After learning that Canel intended to file a temporary restraining order in federal court to stop the school from assigning offensive material, SAIC reportedly retracted the anti-Israel assignment. The professor, however, allegedly continued to engage Canel in discussions about the material, made changes to the grading rubric that would impact Canel’s marks, and solicited hostile and discriminatory feedback from classmates on Canel’s presentations.

Canel has reportedly faced continued harassment and discrimination from faculty and students since the October 7 Hamas attack. Despite voicing safety concerns, the school did not respond to Canel’s email requests.

A Muslim student was also allegedly permitted to stop collaborating with Canel on an assignment.

Canel has personal ties to the school, with a father-in-law who serves as a trustee of the Art Institute of Chicago, according to the New York Post.

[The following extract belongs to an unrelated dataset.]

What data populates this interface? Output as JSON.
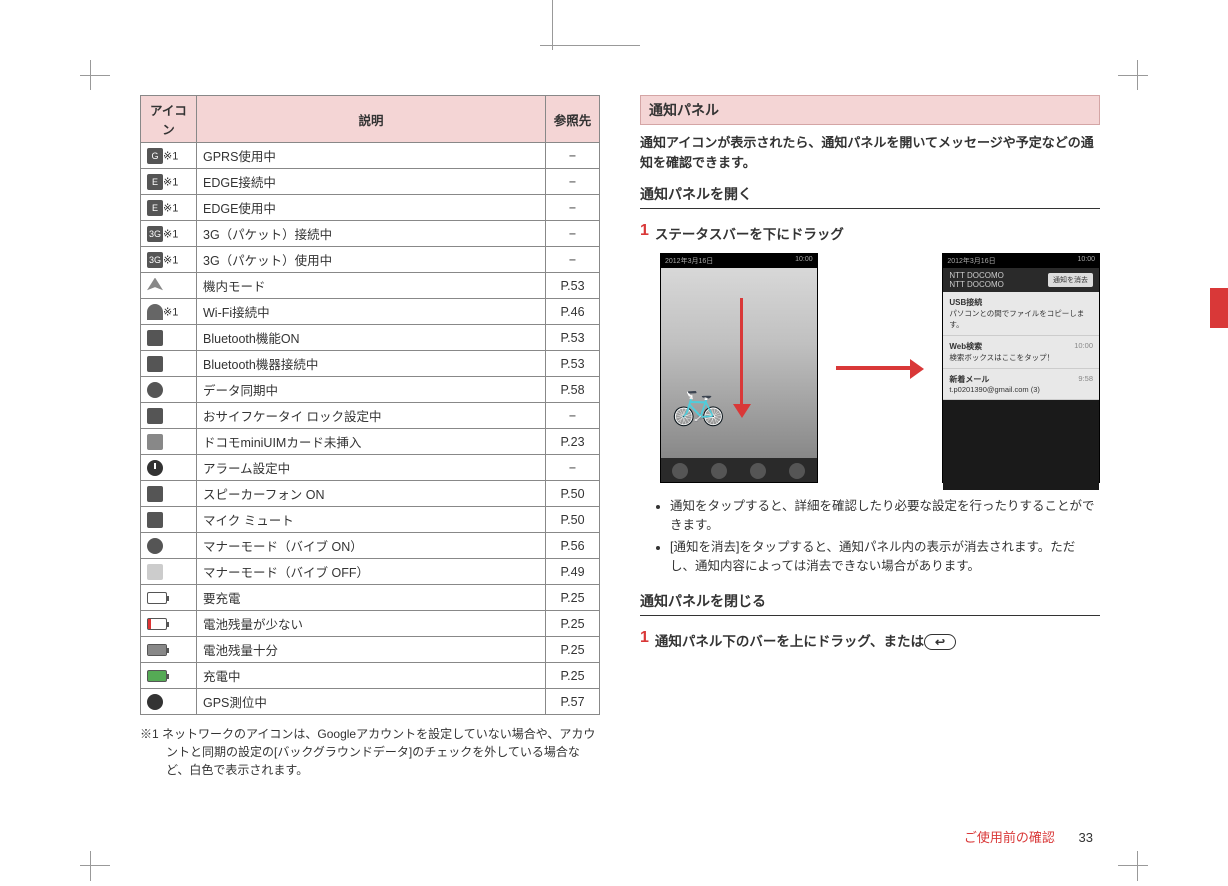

Additionally, according to the museum’s website, she, her husband, and her in-laws contributed to the purchase of Gerrit van Honthorst’s early 17th-century painting A Boy Blowing on a Firebrand.

In a statement provided to Fox 32, SAIC said it “strongly condemns antisemitism and any discrimination based on religion, nationality, or any other aspect of a person’s identity. We have policies in place that prohibit discrimination, harassment, and retaliation, and the school is unequivocally committed to providing a safe and welcoming learning environment for all of our students, faculty and staff.”